Bapa Wambrauw dan saya menyeberang dari pesisir pantai setelah bercerita tentang beberapa kejadian yang pernah ada di Biak Barat. Saya coba lihat dan rasa, ada dua meja dan beberapa tempat duduk dari batu marmer putih di bawah atap putih yang terlihat seperti tengkorak rahang manusia.

“Beberapa potongan batu yang ditanam—yang terlihat seperti tempat duduk ini mungkin sesuai para korban tentara Jepang di wilayah kampung Parai,” pikir saya sembari melihat-lihat batu-batu bulat yang ditanam di wilayah Monumen.

Rasanya santai walaupun ada energi yang pekat. Monumen ini diresmikan 24 Maret 1994 dan menjadi wisata dengan prasasti dalam tiga bahasa: Inggris, Jepang, dan Indonesia. Desain monumen ini dirancang oleh Hiroshi Ogawa.

Pintu makam tentara Jepang seperti goa yang dikunci dengan pagar besi. Saya melihat beberapa tulisan Jepang digantung pada makam, ada juga bendera Jepang—mungkin dari anak cucu tentara Jepang yang mati dalam perang yang pernah berkunjung.

Hari sudah pukul 11:18, cuaca masih mendung setelah pagi hujan gerimis. Sekitar 15 menit kami dua cerita di bawah atap yang terlihat seperti tengkorak dagu manusia. Sementara kami dua gegas mau jalan, seorang wanita berumur 39 tahun datang minta bayar 30.000.

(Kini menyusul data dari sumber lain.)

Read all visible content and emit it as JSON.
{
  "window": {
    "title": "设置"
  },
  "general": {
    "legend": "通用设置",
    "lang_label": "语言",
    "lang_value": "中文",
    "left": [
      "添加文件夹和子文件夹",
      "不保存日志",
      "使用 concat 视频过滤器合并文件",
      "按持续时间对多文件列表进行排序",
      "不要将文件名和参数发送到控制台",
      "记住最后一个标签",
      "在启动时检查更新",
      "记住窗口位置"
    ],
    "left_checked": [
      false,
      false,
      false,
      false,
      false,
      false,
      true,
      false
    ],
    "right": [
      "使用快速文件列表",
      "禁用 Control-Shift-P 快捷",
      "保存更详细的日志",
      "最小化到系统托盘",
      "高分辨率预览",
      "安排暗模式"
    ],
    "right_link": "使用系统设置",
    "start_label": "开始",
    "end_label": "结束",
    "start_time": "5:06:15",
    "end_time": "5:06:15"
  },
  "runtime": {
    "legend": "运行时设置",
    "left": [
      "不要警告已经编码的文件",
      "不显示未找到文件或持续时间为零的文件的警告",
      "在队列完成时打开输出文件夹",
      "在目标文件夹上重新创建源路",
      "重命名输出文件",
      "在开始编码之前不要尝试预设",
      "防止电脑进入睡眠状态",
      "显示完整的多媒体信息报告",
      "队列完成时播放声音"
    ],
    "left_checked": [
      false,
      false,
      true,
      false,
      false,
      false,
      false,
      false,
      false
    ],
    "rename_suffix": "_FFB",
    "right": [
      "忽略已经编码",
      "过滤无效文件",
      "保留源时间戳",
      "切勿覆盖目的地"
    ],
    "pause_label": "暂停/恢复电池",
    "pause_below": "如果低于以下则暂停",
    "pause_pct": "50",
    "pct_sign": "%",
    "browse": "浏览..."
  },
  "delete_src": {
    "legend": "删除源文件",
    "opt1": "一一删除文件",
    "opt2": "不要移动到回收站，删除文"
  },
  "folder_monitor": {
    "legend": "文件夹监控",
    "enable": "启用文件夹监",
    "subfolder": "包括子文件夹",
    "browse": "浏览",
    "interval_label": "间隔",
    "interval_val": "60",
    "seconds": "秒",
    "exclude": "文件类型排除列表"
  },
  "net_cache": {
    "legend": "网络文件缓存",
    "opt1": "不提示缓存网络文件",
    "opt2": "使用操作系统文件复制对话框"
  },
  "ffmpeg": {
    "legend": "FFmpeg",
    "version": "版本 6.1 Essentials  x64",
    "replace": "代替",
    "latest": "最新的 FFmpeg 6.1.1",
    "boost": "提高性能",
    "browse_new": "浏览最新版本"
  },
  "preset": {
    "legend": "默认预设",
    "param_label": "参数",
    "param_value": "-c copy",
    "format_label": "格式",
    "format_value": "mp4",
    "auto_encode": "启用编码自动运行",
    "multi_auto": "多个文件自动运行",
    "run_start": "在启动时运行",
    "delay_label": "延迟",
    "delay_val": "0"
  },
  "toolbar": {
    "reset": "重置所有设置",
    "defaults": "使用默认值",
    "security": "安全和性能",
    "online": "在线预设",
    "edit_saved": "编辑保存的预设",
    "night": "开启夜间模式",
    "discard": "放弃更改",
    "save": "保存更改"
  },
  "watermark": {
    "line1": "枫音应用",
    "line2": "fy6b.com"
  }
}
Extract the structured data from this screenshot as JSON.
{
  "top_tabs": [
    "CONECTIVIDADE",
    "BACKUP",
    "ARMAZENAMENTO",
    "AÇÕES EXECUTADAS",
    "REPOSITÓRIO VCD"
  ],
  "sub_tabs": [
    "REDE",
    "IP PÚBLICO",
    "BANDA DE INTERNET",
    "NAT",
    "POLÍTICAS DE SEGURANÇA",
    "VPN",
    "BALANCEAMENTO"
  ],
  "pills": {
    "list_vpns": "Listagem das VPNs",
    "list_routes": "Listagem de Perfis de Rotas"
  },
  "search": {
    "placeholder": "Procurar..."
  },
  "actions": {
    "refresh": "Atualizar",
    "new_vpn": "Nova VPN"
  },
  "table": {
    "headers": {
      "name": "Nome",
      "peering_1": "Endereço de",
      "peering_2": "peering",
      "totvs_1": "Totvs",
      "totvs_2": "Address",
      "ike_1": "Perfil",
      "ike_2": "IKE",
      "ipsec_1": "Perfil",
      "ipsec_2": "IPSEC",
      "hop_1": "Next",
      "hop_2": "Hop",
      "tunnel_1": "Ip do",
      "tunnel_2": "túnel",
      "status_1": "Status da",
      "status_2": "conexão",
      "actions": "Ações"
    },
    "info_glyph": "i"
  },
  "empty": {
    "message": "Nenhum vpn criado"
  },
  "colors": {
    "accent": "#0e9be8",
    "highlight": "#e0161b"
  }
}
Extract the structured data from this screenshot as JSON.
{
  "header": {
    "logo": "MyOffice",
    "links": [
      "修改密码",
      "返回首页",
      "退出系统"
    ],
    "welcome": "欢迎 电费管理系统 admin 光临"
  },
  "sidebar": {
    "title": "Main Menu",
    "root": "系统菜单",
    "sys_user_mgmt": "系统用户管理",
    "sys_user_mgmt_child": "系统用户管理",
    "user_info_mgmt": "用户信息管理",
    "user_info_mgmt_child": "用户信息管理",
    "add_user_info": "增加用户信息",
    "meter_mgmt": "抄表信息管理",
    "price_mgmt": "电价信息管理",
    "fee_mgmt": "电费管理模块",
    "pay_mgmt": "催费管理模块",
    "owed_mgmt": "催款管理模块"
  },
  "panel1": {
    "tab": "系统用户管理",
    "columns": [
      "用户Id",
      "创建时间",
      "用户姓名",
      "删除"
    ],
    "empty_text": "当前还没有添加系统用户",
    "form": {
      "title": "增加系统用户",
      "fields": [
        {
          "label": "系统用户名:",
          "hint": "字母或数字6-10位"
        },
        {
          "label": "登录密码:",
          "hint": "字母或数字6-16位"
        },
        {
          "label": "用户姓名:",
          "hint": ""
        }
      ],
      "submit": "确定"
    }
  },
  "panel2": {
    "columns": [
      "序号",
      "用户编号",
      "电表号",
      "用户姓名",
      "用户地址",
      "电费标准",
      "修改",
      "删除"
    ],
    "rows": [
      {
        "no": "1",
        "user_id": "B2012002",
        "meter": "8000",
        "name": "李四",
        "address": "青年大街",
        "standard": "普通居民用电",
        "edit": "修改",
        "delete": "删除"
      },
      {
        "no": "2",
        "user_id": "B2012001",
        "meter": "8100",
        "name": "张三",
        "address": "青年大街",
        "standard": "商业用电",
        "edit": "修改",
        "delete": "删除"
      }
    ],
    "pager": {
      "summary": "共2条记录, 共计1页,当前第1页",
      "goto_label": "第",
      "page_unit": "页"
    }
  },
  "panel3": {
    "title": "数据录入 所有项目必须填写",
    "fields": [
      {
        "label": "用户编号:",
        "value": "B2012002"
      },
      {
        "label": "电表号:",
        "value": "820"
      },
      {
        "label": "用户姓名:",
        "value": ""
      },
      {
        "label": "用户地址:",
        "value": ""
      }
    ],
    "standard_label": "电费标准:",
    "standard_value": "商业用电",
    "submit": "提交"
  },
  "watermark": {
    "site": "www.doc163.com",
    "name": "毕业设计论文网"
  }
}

Bapa Wambrauw dan saya kembali ke wilayah jalan Imam Bonjol setelah tinggalkan jalan Bosnik. Langit Pulau Biak masih bersahabat di hari ketiga—tidak panas, tidak hujan, seperti selalu ada payung.

Sebentar lagi bapa Wambrauw akan turunkan saya depan wajah Hotel Dahlia. Saya bayar 100.000, bapa Wambrauw ingin kembalikan 50.000, tapi bagi saya 100.000 masih kurang jika dihitung dengan apa yang bapa Wambrauw cerita tentang sejarah.

“Sudah bapa,” ucap saya.

“Makasih banyak, Tuhan memberkati,” balas bapa Wambrauw merasa saya baik sama dia.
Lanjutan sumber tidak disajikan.